I processi in corso sul caso sono almeno due, uno a Parma che riguarda solo i manager e uno a Milano che invece riguarda anche e principalmente le banche. Il primo processo conclusosi ieri con la condanna di quindici manager sui diciassette imputati aveva come capi di imputazione l’associazione a delinquere e la bancarotta che hanno carattere penale, mentre a Milano sono arrivate diverse cause civili per aggiottaggio, ostacolo alla vigilanza, falso in comunicazioni e ostacolo all’esercizio delle funzioni di vigilanza della Consob.

Secondo alcuni calcoli ammontano a circa 600 milioni di euro i crediti vantati da oltre 36 mila risparmiatori che avevano acquistato bond del gruppo e che ora possono chiedere un risarcimento di appena il 5% del proprio investimento (circa 30 milioni di euro). Oltre tutto su queste condanne pendono già degli annunciati ricorsi in Cassazione.

A Milano solo la sentenza di Appello aveva quantificato in una provvisionale tra il 10% e il 30% dell’investimento il danno derivante dall’aggiottaggio.

Al tempo del crack il debito di Parmalat lievitò improvvisamente da 7 a 14 miliardi di euro e scomparve contemporaneamente liquidità per 4 miliardi di euro che doveva essere nelle disposizioni del gruppo e invece era solo un falso con incollato sopra il marchio di Bank of America che non ne sapeva nulla.

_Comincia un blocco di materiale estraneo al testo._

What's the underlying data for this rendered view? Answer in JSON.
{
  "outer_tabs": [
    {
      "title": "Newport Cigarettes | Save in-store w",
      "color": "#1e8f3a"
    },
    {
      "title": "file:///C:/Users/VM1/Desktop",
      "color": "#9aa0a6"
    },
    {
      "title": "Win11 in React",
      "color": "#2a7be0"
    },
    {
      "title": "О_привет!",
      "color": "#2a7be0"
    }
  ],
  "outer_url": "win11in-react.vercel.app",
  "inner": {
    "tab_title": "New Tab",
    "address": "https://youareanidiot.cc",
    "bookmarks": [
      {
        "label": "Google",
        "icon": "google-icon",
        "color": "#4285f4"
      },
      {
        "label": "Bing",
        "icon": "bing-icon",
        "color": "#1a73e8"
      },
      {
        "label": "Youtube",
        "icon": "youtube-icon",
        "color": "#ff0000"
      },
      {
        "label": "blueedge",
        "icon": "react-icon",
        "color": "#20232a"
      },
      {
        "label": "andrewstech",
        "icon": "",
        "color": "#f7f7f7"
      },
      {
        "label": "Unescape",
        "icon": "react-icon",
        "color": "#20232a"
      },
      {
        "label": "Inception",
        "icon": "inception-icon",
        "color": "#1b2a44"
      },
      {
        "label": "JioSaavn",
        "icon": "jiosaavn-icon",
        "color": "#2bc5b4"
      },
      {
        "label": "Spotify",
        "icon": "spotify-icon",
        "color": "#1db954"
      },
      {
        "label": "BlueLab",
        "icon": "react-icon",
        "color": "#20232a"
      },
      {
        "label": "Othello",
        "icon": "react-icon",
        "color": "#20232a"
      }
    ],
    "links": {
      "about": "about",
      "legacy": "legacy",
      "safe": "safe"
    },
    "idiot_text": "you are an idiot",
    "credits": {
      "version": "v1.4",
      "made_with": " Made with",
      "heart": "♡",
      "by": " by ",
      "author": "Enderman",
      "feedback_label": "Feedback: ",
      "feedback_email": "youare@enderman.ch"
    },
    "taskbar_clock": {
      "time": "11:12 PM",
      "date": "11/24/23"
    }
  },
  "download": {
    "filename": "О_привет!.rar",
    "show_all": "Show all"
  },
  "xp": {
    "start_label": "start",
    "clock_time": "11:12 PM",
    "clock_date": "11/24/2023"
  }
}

Ai 600 milioni di crediti vantati (e ripagati come detto solo in minima parte ai risparmiatori) vanno aggiunti dunque 2 miliardi di euro che gli imputati ora devono in solido alla stessa Parmalat. Gli ammanchi, però, come detto sono ancora di più e la verità su quello che successe nei conti del gruppo prima del crack del 2003 appare ancora davvero troppo lontana.

Diverse transazioni negli ultimi anni hanno permesso a Parmalat di risollevarsi in Borsa e diversi creditori a cui sono state assegnate azioni e warrant (in scadenza al 2015) hanno potuto rivedere parte del proprio capitale.

Quanta parte però questi risparmiatori non potranno più rivedere dei loro crediti sembra ancora difficile da stabilire con esattezza. Di certo al momento i conti non tornano ancora.